Friday, March 17, 2006

WaPo - just can't let good news go without criticism

Fighting Smarter In Iraq
By David Ignatius, WaPo Op-Ed



What is it with American media that they cannot report good news without dashing the effect of it all?

Such is the case with armchair, self-perceived military expert, David Ignatius. He details improvements in military strategy in Iraq that is working. But can't seem to do so without slamming that it should have been that way from the onset. All in the first two paragraphs...

BAGHDAD -- Three years on, the U.S. military is finally becoming adept at fighting a counterinsurgency war in Iraq. Sadly, these are precisely the skills that should have been mastered before America launched its invasion in March 2003. It may prove one of the costliest lessons in the history of modern warfare.

I had a chance to see the new counterinsurgency doctrine in practice here this week. U.S. troops are handing off to the Iraqi army a growing share of the security burden. As the Iraqis step up, the Americans are stepping back into a training and advisory role. This is the way it should have happened from the beginning.



The plan... as Iraqis step up to defend their own new country, America steps down. And that plan is working, according to Ignatius. Yet not once, but twice, Ignatius took the plan's success, and did a "tsk tsk". What horse manure.

One must wonder what planet from which Ignatius hails? Have we ever had a perfect campaign in the history of war? Were not mistakes made, and accommodated for in every instance?

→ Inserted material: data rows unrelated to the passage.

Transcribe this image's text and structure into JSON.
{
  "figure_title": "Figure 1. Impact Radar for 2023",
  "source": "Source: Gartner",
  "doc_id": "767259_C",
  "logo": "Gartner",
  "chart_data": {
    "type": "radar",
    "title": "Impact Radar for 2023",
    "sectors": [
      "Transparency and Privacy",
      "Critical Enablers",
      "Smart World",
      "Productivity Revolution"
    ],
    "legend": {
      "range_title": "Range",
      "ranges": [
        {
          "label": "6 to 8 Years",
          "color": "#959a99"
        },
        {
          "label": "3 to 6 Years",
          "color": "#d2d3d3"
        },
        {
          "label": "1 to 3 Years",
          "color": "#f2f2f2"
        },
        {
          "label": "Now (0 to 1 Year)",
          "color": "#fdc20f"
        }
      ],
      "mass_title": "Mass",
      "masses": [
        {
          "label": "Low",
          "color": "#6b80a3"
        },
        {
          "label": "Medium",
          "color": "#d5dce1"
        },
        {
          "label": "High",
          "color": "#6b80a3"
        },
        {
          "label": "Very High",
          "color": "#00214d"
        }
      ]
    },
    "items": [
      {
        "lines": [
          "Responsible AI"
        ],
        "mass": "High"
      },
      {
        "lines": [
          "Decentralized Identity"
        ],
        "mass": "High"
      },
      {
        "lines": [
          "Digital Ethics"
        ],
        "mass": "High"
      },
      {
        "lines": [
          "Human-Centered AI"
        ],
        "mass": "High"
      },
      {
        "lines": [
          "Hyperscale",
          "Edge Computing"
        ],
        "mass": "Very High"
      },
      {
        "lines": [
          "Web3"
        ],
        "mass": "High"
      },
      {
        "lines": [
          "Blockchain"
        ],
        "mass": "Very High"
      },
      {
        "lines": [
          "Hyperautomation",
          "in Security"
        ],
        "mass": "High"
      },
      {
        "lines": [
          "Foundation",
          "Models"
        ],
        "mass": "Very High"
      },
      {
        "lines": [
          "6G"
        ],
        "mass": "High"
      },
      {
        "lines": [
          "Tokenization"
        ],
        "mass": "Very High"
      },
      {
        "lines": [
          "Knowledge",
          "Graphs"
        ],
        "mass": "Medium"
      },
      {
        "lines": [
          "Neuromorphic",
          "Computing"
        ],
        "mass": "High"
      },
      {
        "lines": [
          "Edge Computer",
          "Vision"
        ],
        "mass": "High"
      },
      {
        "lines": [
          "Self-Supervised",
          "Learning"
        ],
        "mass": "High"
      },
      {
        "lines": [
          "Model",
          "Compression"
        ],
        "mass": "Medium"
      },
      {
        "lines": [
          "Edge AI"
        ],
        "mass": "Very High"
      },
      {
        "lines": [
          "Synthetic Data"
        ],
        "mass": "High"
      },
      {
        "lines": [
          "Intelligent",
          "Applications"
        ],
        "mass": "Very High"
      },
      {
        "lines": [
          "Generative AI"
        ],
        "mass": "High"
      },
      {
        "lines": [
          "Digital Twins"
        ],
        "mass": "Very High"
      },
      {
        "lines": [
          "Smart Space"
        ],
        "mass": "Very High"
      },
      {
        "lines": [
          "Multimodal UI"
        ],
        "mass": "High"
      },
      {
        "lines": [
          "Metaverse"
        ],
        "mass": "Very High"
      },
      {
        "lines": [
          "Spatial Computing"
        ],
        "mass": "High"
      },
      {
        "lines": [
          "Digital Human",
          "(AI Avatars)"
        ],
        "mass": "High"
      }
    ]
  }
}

I counter his utter nonsense with my own views as another armchair military "expert". Effective military strategy is not coming in with the perfect plan from the beginning (as if one could truly exist), but evolving as the plan put into action morphs and responses from the enemy alter. And in this, the coalition and Iraqi troops have adapted with stellar performance at every turn.

Where is the credit for that? I'll be holding my breath. Even were editorialists to give such credit, they would no doubt slam them for being slow learners.